A version of this article appeared in our The Decentralised newsletter on October 1. Sign up here.
GM, Tim here.
EigenLayer’s token hits the market.
Mango Markets settles with the SEC.
How two DeFi founders turned their rivalry into a bromance.
EIGEN token trades
Six months after EigenLayer airdropped its token, holders can finally sell it.
On Tuesday, the Eigen Foundation, the non-profit that manages the EIGEN governance token, upgraded EIGEN’s code to make it tradable.
Traders are flocking to EIGEN hoping to profit from the volatility.
Bulls have a decent amount going for them:
Estimates put only 2.5% of EIGEN’s supply as available for trading.
EIGEN unlocks for the protocol’s team and investors won’t begin for one year.

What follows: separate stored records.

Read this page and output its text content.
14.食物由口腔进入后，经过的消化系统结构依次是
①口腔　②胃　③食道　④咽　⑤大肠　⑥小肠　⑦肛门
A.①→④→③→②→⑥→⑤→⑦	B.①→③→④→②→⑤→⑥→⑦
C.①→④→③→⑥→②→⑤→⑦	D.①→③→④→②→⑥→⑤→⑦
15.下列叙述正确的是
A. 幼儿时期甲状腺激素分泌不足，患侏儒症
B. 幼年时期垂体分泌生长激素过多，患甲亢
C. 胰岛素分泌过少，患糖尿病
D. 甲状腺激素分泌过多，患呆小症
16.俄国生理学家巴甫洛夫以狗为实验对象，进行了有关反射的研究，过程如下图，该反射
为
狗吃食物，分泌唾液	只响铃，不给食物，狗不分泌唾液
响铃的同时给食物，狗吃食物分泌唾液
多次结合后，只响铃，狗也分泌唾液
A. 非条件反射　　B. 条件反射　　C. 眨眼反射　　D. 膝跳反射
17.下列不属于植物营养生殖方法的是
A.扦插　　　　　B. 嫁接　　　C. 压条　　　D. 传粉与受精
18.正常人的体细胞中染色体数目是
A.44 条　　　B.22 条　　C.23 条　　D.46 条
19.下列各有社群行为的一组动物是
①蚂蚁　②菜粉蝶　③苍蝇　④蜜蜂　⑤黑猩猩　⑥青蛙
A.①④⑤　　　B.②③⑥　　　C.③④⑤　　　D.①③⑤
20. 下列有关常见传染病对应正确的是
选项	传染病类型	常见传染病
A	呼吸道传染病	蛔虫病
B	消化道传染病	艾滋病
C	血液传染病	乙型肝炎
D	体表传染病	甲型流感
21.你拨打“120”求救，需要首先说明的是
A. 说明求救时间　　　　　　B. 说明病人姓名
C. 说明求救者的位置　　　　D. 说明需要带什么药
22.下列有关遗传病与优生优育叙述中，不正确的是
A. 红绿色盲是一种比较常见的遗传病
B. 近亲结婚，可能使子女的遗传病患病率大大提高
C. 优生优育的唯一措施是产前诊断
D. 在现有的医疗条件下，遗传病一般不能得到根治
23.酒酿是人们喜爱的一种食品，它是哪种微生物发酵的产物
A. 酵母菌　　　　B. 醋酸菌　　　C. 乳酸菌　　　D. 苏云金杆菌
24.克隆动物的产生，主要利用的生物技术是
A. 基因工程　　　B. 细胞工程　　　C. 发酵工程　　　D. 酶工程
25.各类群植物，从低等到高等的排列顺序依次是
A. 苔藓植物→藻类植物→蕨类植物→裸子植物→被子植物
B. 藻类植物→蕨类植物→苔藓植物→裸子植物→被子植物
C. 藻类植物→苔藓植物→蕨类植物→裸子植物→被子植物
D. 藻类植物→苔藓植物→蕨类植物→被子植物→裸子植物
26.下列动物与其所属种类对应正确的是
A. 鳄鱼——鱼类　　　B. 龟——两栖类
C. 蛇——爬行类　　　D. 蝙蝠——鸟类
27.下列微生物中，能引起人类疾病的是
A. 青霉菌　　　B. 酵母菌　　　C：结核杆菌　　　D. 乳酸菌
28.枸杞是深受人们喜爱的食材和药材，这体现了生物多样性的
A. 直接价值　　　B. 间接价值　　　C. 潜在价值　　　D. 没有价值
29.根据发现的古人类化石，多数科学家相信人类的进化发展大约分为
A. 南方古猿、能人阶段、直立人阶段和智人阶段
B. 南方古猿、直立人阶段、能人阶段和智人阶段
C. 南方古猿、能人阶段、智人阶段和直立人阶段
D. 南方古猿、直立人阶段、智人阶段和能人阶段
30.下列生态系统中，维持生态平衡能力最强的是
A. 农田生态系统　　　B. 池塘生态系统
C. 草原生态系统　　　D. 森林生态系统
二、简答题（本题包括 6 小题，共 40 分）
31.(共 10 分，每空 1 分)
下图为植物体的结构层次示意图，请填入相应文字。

The wider crypto market is pumping.
There are also reasons to be cautious:
Whales hold a lot of tokens. The top wallet has over 2.5 million.
Most airdropped tokens this year have failed to rally.
EIGEN’s fully-diluted valuation is already over $7 billion.
Tokens that launched at similar high valuations to EIGEN have performed poorly.
The EIGEN token’s May launch was marred by controversy.
Recipients criticised the confusing communication surrounding the announcement, the small number of tokens allocated for the airdrop, and the decision to exclude US users.
In response, EigenLayer addressed the confusion and increased airdrop allocations for small users.
SEC ends Mango DAO
The US Securities and Exchange Commission announced Friday a settlement with the companies behind Solana DeFi protocol Mango Markets.
Mango DAO, Blockworks Foundation, and Mango Labs agreed to collectively pay fines of $700,000 without admitting or denying the allegations from the SEC.
The settlement also stipulates the organisations shut down the Mango DAO collective that governs the protocol.
They agreed to destroy their MNGO tokens, to request the removal of MNGO from trading platforms, and to refrain from soliciting any trading platform to allow trading in or offering or selling MNGO.
Separately, pseudonymous Mango DAO member Daffy plans to file a legal complaint against two of the DAO’s leaders — John Kramer and Max Schneider — over alleged fraud.
A DeFi bromance
Stani Kulechov, the founder of Aave, and Rune Christensen, the co-founder of Sky, haven’t always seen eye to eye.
Neither have their communities.
But that’s all in the past, the protocol’s founders told DL News in interviews.
The two DeFi giants are now working closer than ever.
“We have this DeFi renaissance moment where people are looking back at what’s been built in DeFi and what actually has legs and fundamentals,” said Kulechov.
“That’s Aave, and that’s Sky.”
“It’s about sending a message to the broader space,” said Christensen. “Sky and Aave can figure out how to work together.”
This week in DeFi governance
VOTE: Arbitrum DAO increases security with treasury time lock extension
VOTE: Uniswap DAO onboards Forse by StableLab as a data service provider
VOTE: Jupiter DAO decides what to do with 215 million unclaimed tokens
Post of the week
Crypto Twitter sums up EigenLayer and its EIGEN token.
Ah yes, another project using blockchain technology, which nobody can explain the purpose of, valued in the billions of dollars
Bidding
— Sisyphus (@0xSisyphus) October 1, 2024
What we’re watching
Su Zhu and Kyle Davies, founders of disgraced crypto trading firm Three Arrows Capital, have spun up a new memecoin investing fund and launched a token for it.